Search code examples
sqlrodbc

R: Renaming Multiple Variables


I am working with the R programming language. I am trying to rename all the variables in a data frame by adding "_a" to the end of each variable. I figured out how to do this with the "dplyr" library (for data frames in the global environment):

library(dplyr)
library(dbplyr)

var1 = rnorm(100,10,10)
var2 = rnorm(100,10,10)
var3 = rnorm(100,10,10)

my_data = data.frame(var1,var2,var3)

df = my_data %>% rename_all(paste0, "_a")

Problem: My actual data frame is on a database which I access using "RODBC SQL" commands, for example:

library(RODBC)
library(sqldf)

con = odbcConnect("some name", uid = "some id", pwd = "abc")

sample_query = sqlQuery(con, "select distinct * from df")

What I tried so far: Using the "dbplyr" library, I "extract" the SQL code performed above:

 con <- DBI::dbConnect(RSQLite::SQLite(), ":memory:")

df <- copy_to(con, my_data)

final =  df %>% 
 rename_all(paste0, "_a")  %>% show_query()

#results

<SQL>
SELECT `var1` AS `var1_a`, `var2` AS `var2_a`, `var3` AS `var3_a`
FROM `my_data`

My Question: The actual table I am using ("my_data") contains many columns and is on a database.

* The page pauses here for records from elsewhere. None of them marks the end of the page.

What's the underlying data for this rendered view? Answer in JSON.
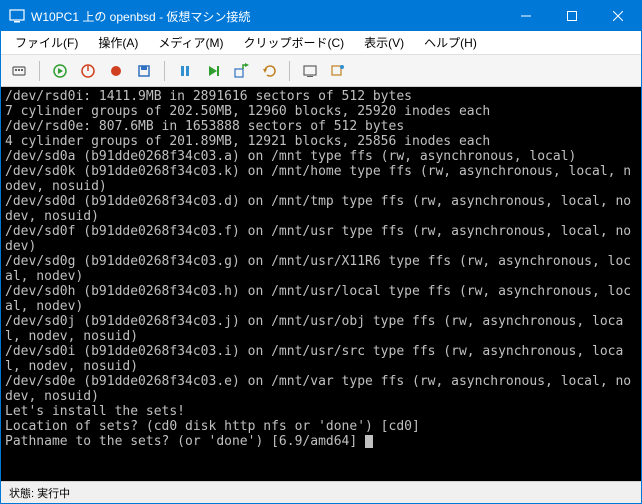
{
  "titlebar": {
    "title": "W10PC1 上の openbsd - 仮想マシン接続"
  },
  "menubar": {
    "file": "ファイル(F)",
    "action": "操作(A)",
    "media": "メディア(M)",
    "clipboard": "クリップボード(C)",
    "view": "表示(V)",
    "help": "ヘルプ(H)"
  },
  "terminal": {
    "lines": [
      "/dev/rsd0i: 1411.9MB in 2891616 sectors of 512 bytes",
      "7 cylinder groups of 202.50MB, 12960 blocks, 25920 inodes each",
      "/dev/rsd0e: 807.6MB in 1653888 sectors of 512 bytes",
      "4 cylinder groups of 201.89MB, 12921 blocks, 25856 inodes each",
      "/dev/sd0a (b91dde0268f34c03.a) on /mnt type ffs (rw, asynchronous, local)",
      "/dev/sd0k (b91dde0268f34c03.k) on /mnt/home type ffs (rw, asynchronous, local, nodev, nosuid)",
      "/dev/sd0d (b91dde0268f34c03.d) on /mnt/tmp type ffs (rw, asynchronous, local, nodev, nosuid)",
      "/dev/sd0f (b91dde0268f34c03.f) on /mnt/usr type ffs (rw, asynchronous, local, nodev)",
      "/dev/sd0g (b91dde0268f34c03.g) on /mnt/usr/X11R6 type ffs (rw, asynchronous, local, nodev)",
      "/dev/sd0h (b91dde0268f34c03.h) on /mnt/usr/local type ffs (rw, asynchronous, local, nodev)",
      "/dev/sd0j (b91dde0268f34c03.j) on /mnt/usr/obj type ffs (rw, asynchronous, local, nodev, nosuid)",
      "/dev/sd0i (b91dde0268f34c03.i) on /mnt/usr/src type ffs (rw, asynchronous, local, nodev, nosuid)",
      "/dev/sd0e (b91dde0268f34c03.e) on /mnt/var type ffs (rw, asynchronous, local, nodev, nosuid)",
      "",
      "Let's install the sets!",
      "Location of sets? (cd0 disk http nfs or 'done') [cd0]",
      "Pathname to the sets? (or 'done') [6.9/amd64] "
    ]
  },
  "statusbar": {
    "label": "状態:",
    "value": "実行中"
  },
  "colors": {
    "accent": "#0078d7",
    "terminal_bg": "#000000",
    "terminal_fg": "#c0c0c0"
  }
}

I would like to rename all the columns (e.g. add "_a" at the end of each column), but I can not do this until I figure how to pass the SQL statement through sqlQuery() . This means that I am unable to get the entire list of columns all at once and rename them all at once.

I could manually do this, e.g.

sample_query = sqlQuery(con, "SELECT `var1` AS `var1_a`, `var2` AS `var2_a`, `var3` AS `var3_a` etc etc etc `varfinal` AS `varfinal_a`
    FROM `my_data` ")

But I am looking for a way to do this automatically.

Is it possible to write something like this ?

#not sure if this is correct
 sample_query = sqlQuery(con, "rename_all(paste0, "_a")") 

Thanks!


Solution

  • There may be better alternatives, but you could build a query string as follows:

    query <- paste(
      "SELECT",
      paste(
        names(my_data),
        "AS",
        paste0(names(my_data), "_a"),
        collapse = ", "
      ),
      "FROM my_data"
    )
    

    Then query will give you:

    [1] "SELECT var1 AS var1_a, var2 AS var2_a, var3 AS var3_a FROM my_data"
      
    

    Which can be used in your sqlQuery statement:

    sample_query = sqlQuery(con, query)